The leaders of EU members Austria, Bulgaria, Croatia, Germany, Greece, Hungary, Romania and Slovenia have been invited to the Brussels summit along with two nonmembers, Macedonia and Serbia.

On the ground across the Balkans, the biggest problems have emerged when the torrent of refugees is bottlenecked at one border or another. And the numbers of those crossing the seas from Turkey into Greece have surged of late, driven on by a fear of cold weather, cold water and more European border closures.

Milanovic said the only solution to bring the migrant surge under control lies at the border between Turkey and Greece, where the refugees first enter the 28-nation EU.

“Everything else is a waste of time,” he said, adding that EU rules which say refugees should stay in the country where they first enter the bloc are “not realistic.”

At the Brezice camp near the border with Croatia, Slovenian police used pepper spray Saturday to break up a scuffle when a quarrel between two groups of migrants escalated into a fight.
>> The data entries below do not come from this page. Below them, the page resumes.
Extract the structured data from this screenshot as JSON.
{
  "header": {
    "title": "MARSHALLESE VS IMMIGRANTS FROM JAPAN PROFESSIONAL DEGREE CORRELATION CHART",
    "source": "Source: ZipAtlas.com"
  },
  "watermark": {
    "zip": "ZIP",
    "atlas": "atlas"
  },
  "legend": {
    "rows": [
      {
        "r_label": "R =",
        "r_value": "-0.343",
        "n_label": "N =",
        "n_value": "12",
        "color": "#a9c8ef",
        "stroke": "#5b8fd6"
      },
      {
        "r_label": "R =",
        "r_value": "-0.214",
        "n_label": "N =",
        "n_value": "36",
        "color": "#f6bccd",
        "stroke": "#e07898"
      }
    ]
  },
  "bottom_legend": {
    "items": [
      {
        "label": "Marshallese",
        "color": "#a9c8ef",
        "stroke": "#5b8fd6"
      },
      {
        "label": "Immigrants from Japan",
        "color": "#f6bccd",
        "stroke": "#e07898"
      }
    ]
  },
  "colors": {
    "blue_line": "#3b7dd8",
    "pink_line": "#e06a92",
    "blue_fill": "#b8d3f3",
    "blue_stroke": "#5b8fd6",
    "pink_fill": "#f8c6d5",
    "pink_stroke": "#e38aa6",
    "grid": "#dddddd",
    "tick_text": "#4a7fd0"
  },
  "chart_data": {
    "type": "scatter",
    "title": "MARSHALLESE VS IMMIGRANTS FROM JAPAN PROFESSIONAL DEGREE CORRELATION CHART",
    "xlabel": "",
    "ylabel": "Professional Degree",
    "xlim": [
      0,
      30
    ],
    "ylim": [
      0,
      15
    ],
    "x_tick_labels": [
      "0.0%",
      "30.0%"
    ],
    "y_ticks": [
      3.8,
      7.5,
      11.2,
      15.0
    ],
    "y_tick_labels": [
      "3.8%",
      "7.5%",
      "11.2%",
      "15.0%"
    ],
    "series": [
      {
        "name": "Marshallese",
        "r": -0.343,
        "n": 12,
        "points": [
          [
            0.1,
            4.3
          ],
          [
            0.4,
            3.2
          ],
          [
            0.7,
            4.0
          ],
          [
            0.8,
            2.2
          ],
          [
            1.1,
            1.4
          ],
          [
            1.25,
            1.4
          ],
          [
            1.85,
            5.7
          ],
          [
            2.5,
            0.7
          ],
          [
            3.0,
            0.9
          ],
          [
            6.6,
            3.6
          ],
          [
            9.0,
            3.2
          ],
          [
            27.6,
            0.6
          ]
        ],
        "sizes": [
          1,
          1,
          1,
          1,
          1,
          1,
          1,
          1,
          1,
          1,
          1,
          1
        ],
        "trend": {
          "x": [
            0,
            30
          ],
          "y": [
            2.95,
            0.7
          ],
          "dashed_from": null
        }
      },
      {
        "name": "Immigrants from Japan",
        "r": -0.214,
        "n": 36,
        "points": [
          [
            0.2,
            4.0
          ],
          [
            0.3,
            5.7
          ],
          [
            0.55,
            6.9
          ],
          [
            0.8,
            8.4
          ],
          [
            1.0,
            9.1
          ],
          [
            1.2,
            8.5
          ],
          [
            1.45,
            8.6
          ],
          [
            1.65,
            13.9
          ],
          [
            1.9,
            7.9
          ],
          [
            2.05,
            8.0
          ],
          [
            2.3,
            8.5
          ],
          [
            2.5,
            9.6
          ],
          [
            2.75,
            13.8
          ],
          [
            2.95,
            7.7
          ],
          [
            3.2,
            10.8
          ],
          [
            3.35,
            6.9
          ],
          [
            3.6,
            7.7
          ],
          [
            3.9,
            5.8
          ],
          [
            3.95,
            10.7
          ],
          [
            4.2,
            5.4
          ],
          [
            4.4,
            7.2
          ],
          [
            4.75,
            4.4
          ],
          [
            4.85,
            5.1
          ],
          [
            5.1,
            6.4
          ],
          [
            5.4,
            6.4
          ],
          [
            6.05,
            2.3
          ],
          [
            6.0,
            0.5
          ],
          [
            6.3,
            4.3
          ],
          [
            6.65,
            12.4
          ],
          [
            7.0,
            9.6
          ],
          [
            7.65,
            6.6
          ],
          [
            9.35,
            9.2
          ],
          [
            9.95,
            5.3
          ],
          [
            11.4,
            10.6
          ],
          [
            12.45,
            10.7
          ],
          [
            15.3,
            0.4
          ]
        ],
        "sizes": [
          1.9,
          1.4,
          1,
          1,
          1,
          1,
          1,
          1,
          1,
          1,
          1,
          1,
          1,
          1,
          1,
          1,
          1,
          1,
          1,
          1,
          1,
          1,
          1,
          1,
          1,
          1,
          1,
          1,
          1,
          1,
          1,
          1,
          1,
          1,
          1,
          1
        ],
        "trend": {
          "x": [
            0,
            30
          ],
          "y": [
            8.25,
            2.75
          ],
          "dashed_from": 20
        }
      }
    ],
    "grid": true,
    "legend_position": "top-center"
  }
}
Packed behind metal barriers, guarded by riot police and armored vehicles, crowds at Brezice chanted “I need to go!” and demanded more water.

In Libya, the Red Crescent said the bodies of 40 migrants had washed ashore and search efforts were underway for another 30 people who were on the boat that capsized.

With temperatures dropping on the route into Western Europe, it’s been tough going for those seeking a new life.